Baicalin inhibits the H₂O₂-induced NF-κB signaling pathway. BMECs were treated with 5 μM RA for 1 h, and baicalin (10 μM) was then added for 18 h before cotreatment with 200 μM H₂O₂ for 6 h. (A) Western blot analysis of IκBα, p65 and p-p65 protein levels in BMECs. Immunoreactive bands are shown on the left, and quantitative results are shown on the right. (B) IL-6 mRNA levels in BMECs. (C) IL-1β mRNA levels in BMECs. (D) TNF-α mRNA levels in BMECs. *P < 0.05.

Figure 5

Baicalin inhibits the H₂O₂-induced caspase3/Bcl-2 signaling pathway. BMECs were treated with 5 μM RA for 1 h, and baicalin (10 μM) was then added for 18 h before cotreatment with 200 μM H₂O₂ for 6 h. (A) Western blot analysis of caspase3 and Bax protein levels in BMECs.
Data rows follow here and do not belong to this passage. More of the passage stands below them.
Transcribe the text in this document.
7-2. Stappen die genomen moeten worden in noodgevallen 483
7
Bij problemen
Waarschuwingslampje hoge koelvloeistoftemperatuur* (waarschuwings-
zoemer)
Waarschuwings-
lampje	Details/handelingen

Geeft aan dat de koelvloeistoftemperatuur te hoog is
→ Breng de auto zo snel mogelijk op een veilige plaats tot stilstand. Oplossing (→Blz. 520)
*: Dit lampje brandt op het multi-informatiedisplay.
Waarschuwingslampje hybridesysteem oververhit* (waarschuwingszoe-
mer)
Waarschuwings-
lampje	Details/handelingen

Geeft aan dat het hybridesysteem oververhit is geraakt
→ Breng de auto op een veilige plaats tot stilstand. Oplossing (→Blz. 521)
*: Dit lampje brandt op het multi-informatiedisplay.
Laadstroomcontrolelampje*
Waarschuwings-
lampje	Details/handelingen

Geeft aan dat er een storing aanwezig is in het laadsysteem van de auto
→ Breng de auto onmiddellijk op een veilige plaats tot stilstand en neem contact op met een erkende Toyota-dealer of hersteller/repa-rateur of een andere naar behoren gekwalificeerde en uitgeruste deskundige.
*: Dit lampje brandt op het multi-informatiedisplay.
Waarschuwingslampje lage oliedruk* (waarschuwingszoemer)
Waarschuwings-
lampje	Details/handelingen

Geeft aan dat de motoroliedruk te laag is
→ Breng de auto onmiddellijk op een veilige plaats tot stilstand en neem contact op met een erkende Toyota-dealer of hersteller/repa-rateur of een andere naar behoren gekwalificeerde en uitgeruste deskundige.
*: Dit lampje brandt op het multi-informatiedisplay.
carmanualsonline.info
Immunoreactive bands are shown on the left, and quantitative results are shown on the right. (B) Caspase3 mRNA levels in BMECs. (C) Bax mRNA levels in BMECs. (D) Bcl-2 mRNA levels in BMECs. (E) Ratio of Bcl-2 to Bax mRNA levels in BMECs. *P < 0.05.

Figure 6

Schematic summary of the effect and mechanism of baicalin on H₂O₂-induced oxidative stress, inflammation and apoptosis in BMECs. Baicalin resists H₂O₂-induced oxidative damage in BMECs by activating the Keap1/Nrf2 signaling pathway and reducing ROS production, which in turn inhibits NF-κB inflammation and the caspase3/Bcl-2 apoptotic pathway to maintain intracellular redox homeostasis.